Glow — damn simple private PaaS
My biggest issue with current offerings such as Kubernetes is value/complexity ratio. All of these pods, kubelets, groups, tons of error-prone configuration, dozens of daemons and yet it doesn’t solve any of the most basic things I care about:
- Transparent service discovery
2. Dynamic reconfiguration
3. Log aggregation
4. Basic monitoring
In my view a bare-bones PaaS that is useful, goes like this:
- An application is described by a simple YAML, stored in a central config repository:
- name which is the name of YAML file
- provided services as a list of ports (TCP/UDP)

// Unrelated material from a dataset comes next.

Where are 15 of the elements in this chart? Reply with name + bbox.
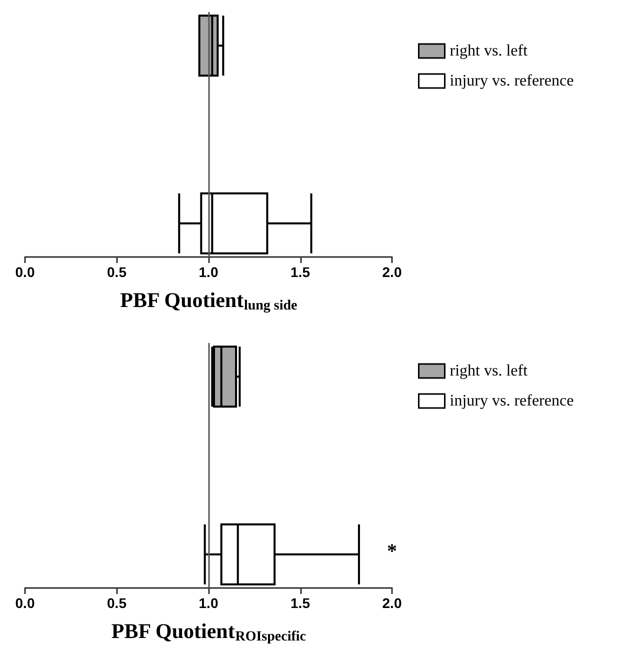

- required services as a list of application:port — >local port entries
- image name and version in the artifact repository
- optional list of tags to classify the application
- optional config file location, the PaaS will update it atomically in real-time
2. An instance of application gets all of required services mapped to a distinct ports on loopback interface. A config file “magically” appears on the hardcoded path. Developer box, dev cluster, staging cluster, production cluster — all environments look the same to the app instance. Packaged as a container or not, started under debugger or not etc. it behaves the same.

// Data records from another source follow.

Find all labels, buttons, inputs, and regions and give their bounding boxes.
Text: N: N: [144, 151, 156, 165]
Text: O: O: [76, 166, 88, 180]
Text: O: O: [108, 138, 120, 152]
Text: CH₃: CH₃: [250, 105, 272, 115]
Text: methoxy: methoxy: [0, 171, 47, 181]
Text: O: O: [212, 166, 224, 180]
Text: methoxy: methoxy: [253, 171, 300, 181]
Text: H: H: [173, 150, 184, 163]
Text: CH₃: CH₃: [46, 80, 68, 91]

3. The port mapped on loopback are listened by a smart proxy that balances traffic, handles (partial) outages of target application, service discovery, and retries with fallback policy.
4. Application instance logs to stdout or stderr, it gets forwarded to wherever appropriate.
5. Apps in the cluster are identified by name of the image + version of the image + # of instance.
6. External systems are exposed to the cluster apps just like another app and proxies work the same.
7. Exposing apps to the world is done again with a list of a simple YAMLs stored in a centralized config repository.
8. Since all communication goes through smart proxies, they accumulate metrics on all network events — connects/disconnects/traffic/request timings (for HTTP and other well-known protocols).
9. Deployment is simple process — there is a YAML for each app instance that is stored in the central configuration:
- application name
- cluster node to run at
- instance id, positive number (optional)
Stopping an app is simply deleting a file (or moving elsewhere).
This takes just enough of opinionated convention and leaves a bit flexibility to get the following:
- High developer productivity — works on your box the same as in the cloud.
2. Free of most configuration headaches — network dependencies. Yet you may still keep buisness confug in a single coherent place.
3. Reliability and network connectivity issues, log aggregation and monitoring is handled by infrastructure.
What is not covered:
- Auto distribution of app instances across cluster. I’ve never seen it work w/o extensive tweaking. Therefore it is best left to a script tailored to your infrastructure.
2. scaling, because.
Now the interesting part — is it too hard to implement? Maybe without intricate cluster managers and layers upon layers of abstraction, each with a unique configuration dance.